Small groups of students approached the stage. A quartet, an ensemble, a duet, solos. Each raised their instruments to their collarbones, let their fingers graze the ivory keys or meet the strings on the bridge of their beloved instruments. And then they played, filling the Keith C. and Elaine Johnson Wold Performing Arts Center with their talent, their dedication, and their appreciation for music and for the audience.
"The fulfillment of a dream is today’s theme, and to begin, you must have promise,” said Roberta Rust, professor of piano in Lynn University’s Conservatory of Music. “These musicians have promise and potential. You’ve created an atmosphere and environment that supports continuing that promise and growing their potential.”
She spoke at the bi-annual Friends of the Conservatory of Music Concert and Tea, held Feb. 28, to honor the conservatory’s supporters through special performances featuring hand-selected students, recipients of the donors’ endless support.

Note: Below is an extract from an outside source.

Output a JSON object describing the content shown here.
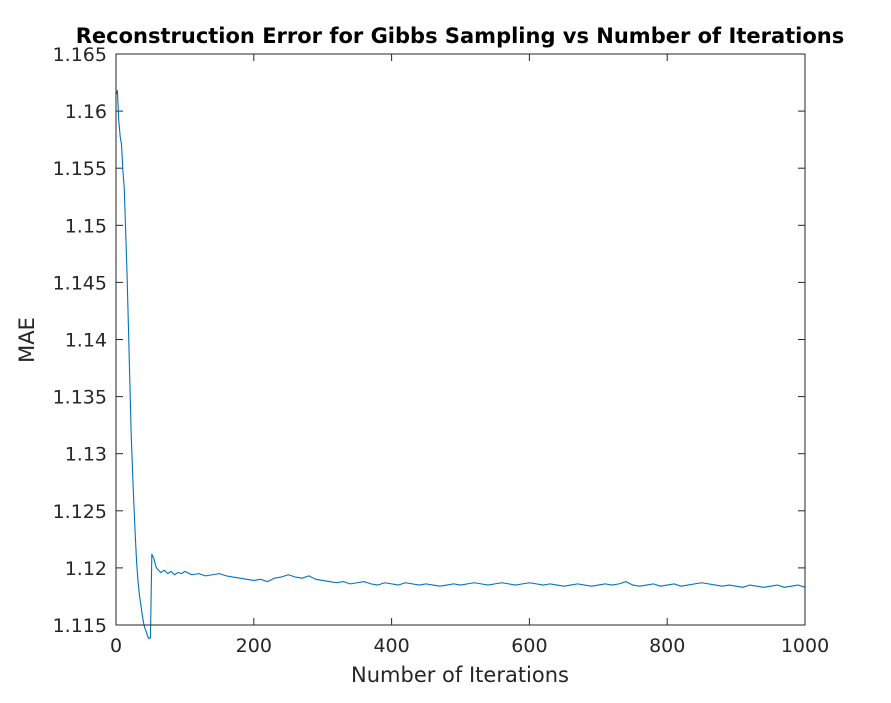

The Friends of the Conservatory hosts five outreach concerts each year, designed to connect the students with community members who enable their studies through scholarships and other programs that support immediate needs.

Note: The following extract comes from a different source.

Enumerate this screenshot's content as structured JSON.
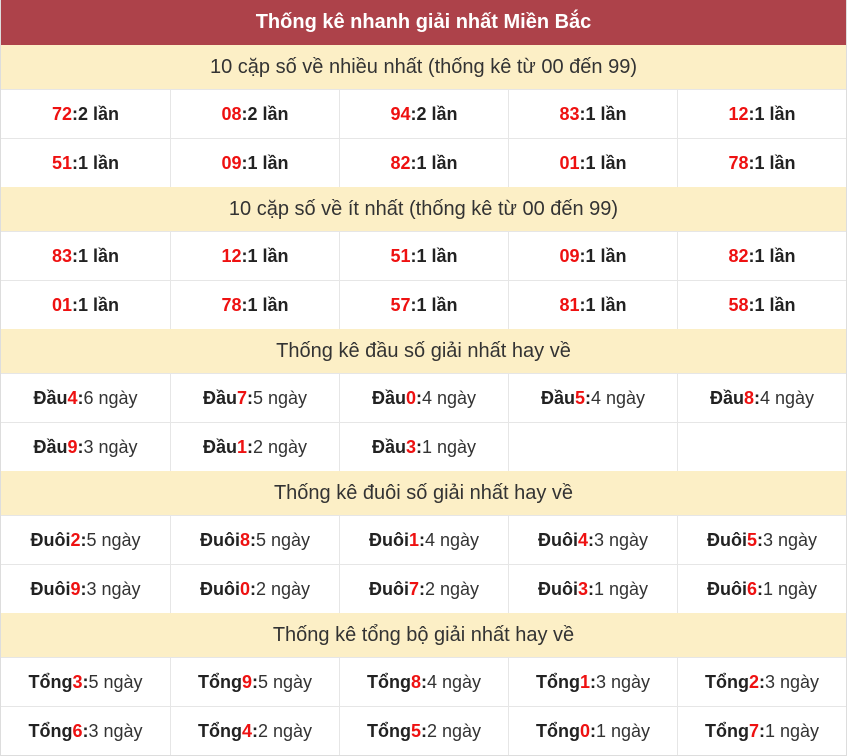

Linda Melcer, president of the Friends of the Conservatory, explained that this is what the organization is passionate about. “We love introducing community members to the conservatory and its students. Once they come listen to the music, experience the performances and feel the emotion in the auditorium, they understand and leave wanting to know how and who they can help.”
Melcer has been involved in the Conservatory of Music since her first introduction, over 20 years ago, by Mary Perper, a longtime donor and friend of the university.
“Giving back to our Lynn community, to our students, is very important to me,” Melcer said to conservatory student Trace Johnson as they had their photograph taken together. “A lot of our community members invite students to come to their family dinners. Would you like to join me for a Melcer family dinner?” she offered in all sincerity.
"The fulfillment of a dream is today’s theme, and to begin, you must have promise."
Roberta Rust, professor of piano
Trace '16, currently pursuing his Professional Performance Certificate, gratefully accepted her offer. He’s also grateful for the education he’s afforded because of her support.
He explained, “Lynn has, from the get-go, provided a foundation for me to build a career. Without all the lessons, conversations and different types of instruction and help I’ve received, I’d be very naïve and unprepared for the real world.”
Trace first arrived on campus after a very late decision in November 2013, for a two-and-a-half-hour lesson with Associate Professor of Cello David Cole.
“I came from Wisconsin for an audition in Miami, and a friend asked me to get on the train to visit Lynn. He explained that David Cole would pick me up at the Tri-Rail station. He did, and then we played a very long, really great lesson. At the end, he asked if I’d like to join the conservatory in January, and on the train ride back to Miami, I was so excited. I remember how when he drove me past the Wold, I could only think ‘Gee, what a nice hall!’ and now I play there regularly.”
Performance is a cornerstone of all Conservatory of Music programs. It’s also at the heart of the Friends of the Conservatory’s mission to bring music to new community members and to connect students with their audiences afterward.
Jon Robertson, dean of the Conservatory of Music, addressed the concert’s attendees, “I’d like to thank you, our wonderful supporters, who come to see our students play. We don’t learn to play so well by playing for ourselves. It’s you who help these young people know their efforts and their hard work are worth doing. We continue to be thankful. As you bless us with your support and attention, we hope to continue to bless you with the highest art and performance quality.”
Performance is at the heart of all conservatory programs, and it's central to the mission of the Friends of the Conservatory.
Trace echoes the appreciation. He expects to earn his certificate this year and credits the performance experience he had during his master’s program for opening doors—and boosting his confidence.
“As I won the 2014 Annual Lynn Concerto Competition, the John Oliveira String Competition, becoming a National Society of Arts and Letters scholarship recipient, I saw green flags that told me, ‘You’re on the right path. Don’t stop!’” He paused to reflect before continuing, “The busier I’ve become as a working musician, the more questions I’ve had about what I want to do—and it’s such a privilege to be in a position to decide.”
When asked what he’s looking forward to, Trace’s eyes glimmered, “Lynn helped me find my musical voice and has given me the best experiences possible. I’m forever grateful. And believe it or not, I’m looking forward to having my own apartment and kitchen.”
Although, no doubt. He’s always welcome to a Melcer family dinner.